Yah, kurasa hanya itu yang bisa kutulis. Hari ini aku baru mendapatkan daftar perkap yang akan digunakan dalam Grha Mahardika Paramadina-nama lain dari ospek- yang akan berlangsung pada tanggal 12-14 September depan dan itu sudah cukup untuk membuatku berputar-putar kota Jakarta hari ini. Aku tahu ini hanyalah awal dan ini sudah terasa amat berat. Namun aku tahu bahwa masih banyak hal-hal baru yang juga tidak akan lebih ringan dari apa yang telah kuhadapi hari ini. Dan aku akan selalu siap untuk menghadapinya.

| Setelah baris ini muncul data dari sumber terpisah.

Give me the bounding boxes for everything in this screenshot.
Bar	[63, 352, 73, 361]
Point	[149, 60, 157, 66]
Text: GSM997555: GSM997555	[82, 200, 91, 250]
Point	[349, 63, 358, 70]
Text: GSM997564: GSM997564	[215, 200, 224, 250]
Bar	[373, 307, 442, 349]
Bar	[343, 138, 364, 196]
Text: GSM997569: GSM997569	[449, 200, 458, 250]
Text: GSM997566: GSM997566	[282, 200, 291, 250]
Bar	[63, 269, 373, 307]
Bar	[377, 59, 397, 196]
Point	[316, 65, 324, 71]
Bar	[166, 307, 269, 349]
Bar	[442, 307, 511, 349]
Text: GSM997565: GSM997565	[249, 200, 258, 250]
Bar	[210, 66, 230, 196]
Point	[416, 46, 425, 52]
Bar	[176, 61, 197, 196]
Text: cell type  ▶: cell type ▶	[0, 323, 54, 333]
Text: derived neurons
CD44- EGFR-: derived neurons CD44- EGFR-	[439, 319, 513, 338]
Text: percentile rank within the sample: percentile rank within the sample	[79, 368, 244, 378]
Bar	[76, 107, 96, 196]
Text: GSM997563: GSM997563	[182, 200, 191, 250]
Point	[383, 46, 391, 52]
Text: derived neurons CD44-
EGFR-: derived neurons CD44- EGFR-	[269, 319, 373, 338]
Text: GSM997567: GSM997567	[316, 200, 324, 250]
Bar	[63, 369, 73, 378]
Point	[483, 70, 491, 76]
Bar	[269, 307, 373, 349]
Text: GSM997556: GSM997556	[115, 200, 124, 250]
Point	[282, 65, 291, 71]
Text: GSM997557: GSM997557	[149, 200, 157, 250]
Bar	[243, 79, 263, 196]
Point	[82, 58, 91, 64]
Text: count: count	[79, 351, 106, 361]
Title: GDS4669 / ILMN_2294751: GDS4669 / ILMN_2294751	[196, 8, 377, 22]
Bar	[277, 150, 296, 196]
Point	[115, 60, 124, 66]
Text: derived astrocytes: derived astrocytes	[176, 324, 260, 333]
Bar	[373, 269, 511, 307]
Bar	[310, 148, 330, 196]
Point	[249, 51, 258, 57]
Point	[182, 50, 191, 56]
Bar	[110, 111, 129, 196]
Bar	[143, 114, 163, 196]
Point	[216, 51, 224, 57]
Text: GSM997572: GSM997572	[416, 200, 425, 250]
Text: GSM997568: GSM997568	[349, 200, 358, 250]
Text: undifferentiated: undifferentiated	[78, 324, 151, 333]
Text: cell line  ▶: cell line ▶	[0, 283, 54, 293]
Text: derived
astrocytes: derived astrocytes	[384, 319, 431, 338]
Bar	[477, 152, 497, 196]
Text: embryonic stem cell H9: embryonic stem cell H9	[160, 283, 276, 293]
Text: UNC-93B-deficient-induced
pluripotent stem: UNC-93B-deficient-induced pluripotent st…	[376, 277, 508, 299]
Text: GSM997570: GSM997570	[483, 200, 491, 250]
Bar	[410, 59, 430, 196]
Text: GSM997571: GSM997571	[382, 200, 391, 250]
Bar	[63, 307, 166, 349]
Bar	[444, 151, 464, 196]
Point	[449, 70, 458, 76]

Hari ini aku telah merasakan bagaimana menjadi seorang Commuter atau kalau di Semarang disebut Nglaju. Dan entah kenapa wajah teman-temanku selalu terlihat amat heran begitu mengetahui bahwa aku tinggal di Bogor. Yah, kurasa mereka memang belum pernah merasakan perjalanan satu jam di sela-sela kepadatan kota Jakarta. Aku tidak tahu apa yang mereka pikirkan tentangku tapi yang jelas bagiku, setelah terbiasa dengan semua itu, rasanya biasa saja.
Jakarta, 10 September 2011
-gema-
Komentar
Posting Komentar
jangan lupa kasih komentar ya?
makasih atas komentarnya,, pasti akan sangat bermanfaat :)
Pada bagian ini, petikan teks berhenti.